PARTE II – OS GRANDES TEMAS DA SÉRIE

5.1 Reflexividade, autogestão e o culto da performance

Ao analisar as consequências da modernidade, Giddens (1993) defende que o principal traço da nossa época consiste no alto dinamismo da sociedade, pois a velocidade da mudança social supera a de qualquer sistema anterior. Além disso, a dimensão e a profundidade das transformações afetam as práticas sociais e modos de comportamento como nunca se processou em outra época. Como causas desse dinamismo, o sociólogo indica três aspectos: (I) a separação de tempo e espaço, como condição para interações sociais em longos intervalos de espaço-tempo, incluindo sistemas globais; (II) o desencaixe das relações sociais dos contextos locais pelo qual elas se dissociam dos seus lugares específicos; e (III) a

reflexividade indiscriminada, que extrapola a “monitoração reflexiva da ação” (GIDDENS, 1991, p. 47) das atividades humanas em geral para implicar numa reflexão e revisão infindáveis, que muito interessa na análise da série na qual o “eu” é construído e reconstruído reflexivamente a partir do surgimento de novos mecanismos de autoidentificação.

Com isso, o caráter reflexivo da modernidade ganha contornos próprios e incentiva o culto da especialização, principalmente no que diz respeito ao autoquestionamento e à descoberta de si.

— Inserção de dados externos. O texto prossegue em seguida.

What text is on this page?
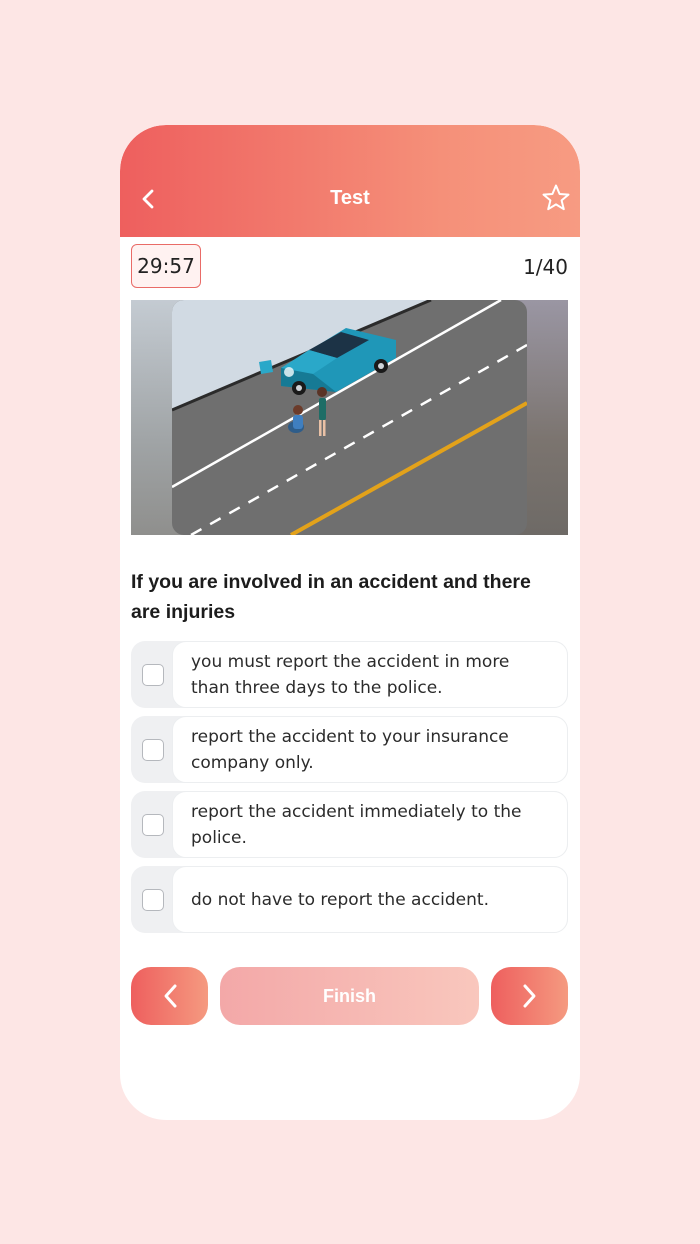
Test
29:57	1/40
If you are involved in an accident and there are injuries
you must report the accident in more than three days to the police.
report the accident to your insurance company only.
report the accident immediately to the police.
do not have to report the accident.
Finish
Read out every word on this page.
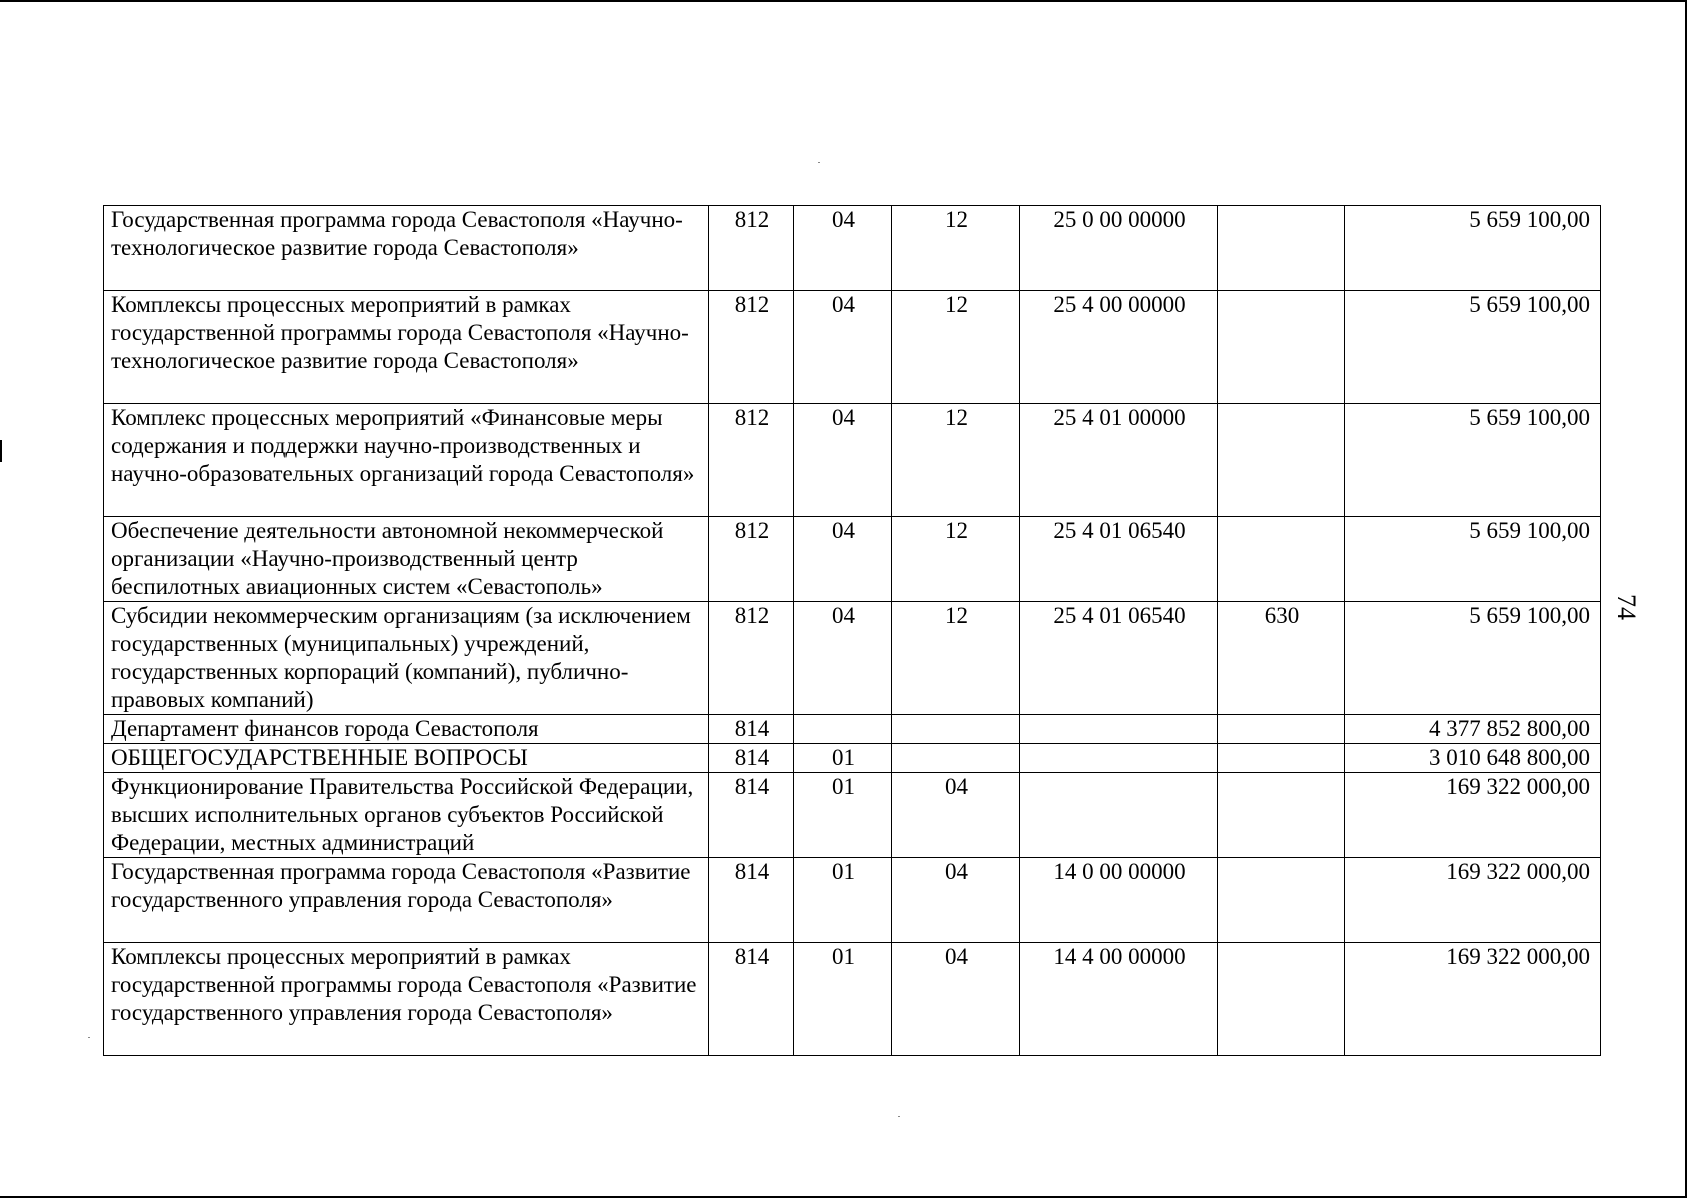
Государственная программа города Севастополя «Научно-технологическое развитие города Севастополя»	812	04	12	25 0 00 00000		5 659 100,00
Комплексы процессных мероприятий в рамках государственной программы города Севастополя «Научно-технологическое развитие города Севастополя»	812	04	12	25 4 00 00000		5 659 100,00
Комплекс процессных мероприятий «Финансовые меры содержания и поддержки научно-производственных и научно-образовательных организаций города Севастополя»	812	04	12	25 4 01 00000		5 659 100,00
Обеспечение деятельности автономной некоммерческой организации «Научно-производственный центр беспилотных авиационных систем «Севастополь»	812	04	12	25 4 01 06540		5 659 100,00
Субсидии некоммерческим организациям (за исключением государственных (муниципальных) учреждений, государственных корпораций (компаний), публично-правовых компаний)	812	04	12	25 4 01 06540	630	5 659 100,00
Департамент финансов города Севастополя	814					4 377 852 800,00
ОБЩЕГОСУДАРСТВЕННЫЕ ВОПРОСЫ	814	01				3 010 648 800,00
Функционирование Правительства Российской Федерации, высших исполнительных органов субъектов Российской Федерации, местных администраций	814	01	04			169 322 000,00
Государственная программа города Севастополя «Развитие государственного управления города Севастополя»	814	01	04	14 0 00 00000		169 322 000,00
Комплексы процессных мероприятий в рамках государственной программы города Севастополя «Развитие государственного управления города Севастополя»	814	01	04	14 4 00 00000		169 322 000,00
74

Os novos especialistas são parte integrante da cultura terapêutica do narcisismo. Surgiu um “novo paternalismo” em que os especialistas de todos os tipos oficiam para as necessidades da população leiga. Muitas formas modernas de especialização não derivam do atendimento a necessidades genuinamente experimentadas; em boa parte os novos especialistas inventaram as necessidades que afirmam satisfazer. A dependência dos especialistas torna-se um modo de vida. (GIDDENS, 2002, p. 160-161). Como declara o sociólogo, o desenvolvimento da reflexividade como componente intrínseco da modernidade está nitidamente associado ao surgimento e ao crescimento de tipos de terapia e de orientações, como manuais de autoajuda, que buscam trazer para os indivíduos a segurança e o esclarecimento que muitos deles não encontram na religião e nas instituições, como acontecia em sociedades tradicionais.

Diante da vastidão de informações disponíveis e acessíveis por meio dos especialistas, o sujeito se interroga a todo momento em um processo reflexivo nunca finalizado, em permanente estado de construção. Assim, há uma busca em construir narrativas biográficas coerentes e organizadas, exigindo constantes interpretações e decisões acerca de como viver, como agir e sobre quem ser: “viver cada momento reflexivamente é uma questão de intensificar a consciência dos pensamentos, sentimentos e sensações corporais” (GIDDENS, 2002, p. 71).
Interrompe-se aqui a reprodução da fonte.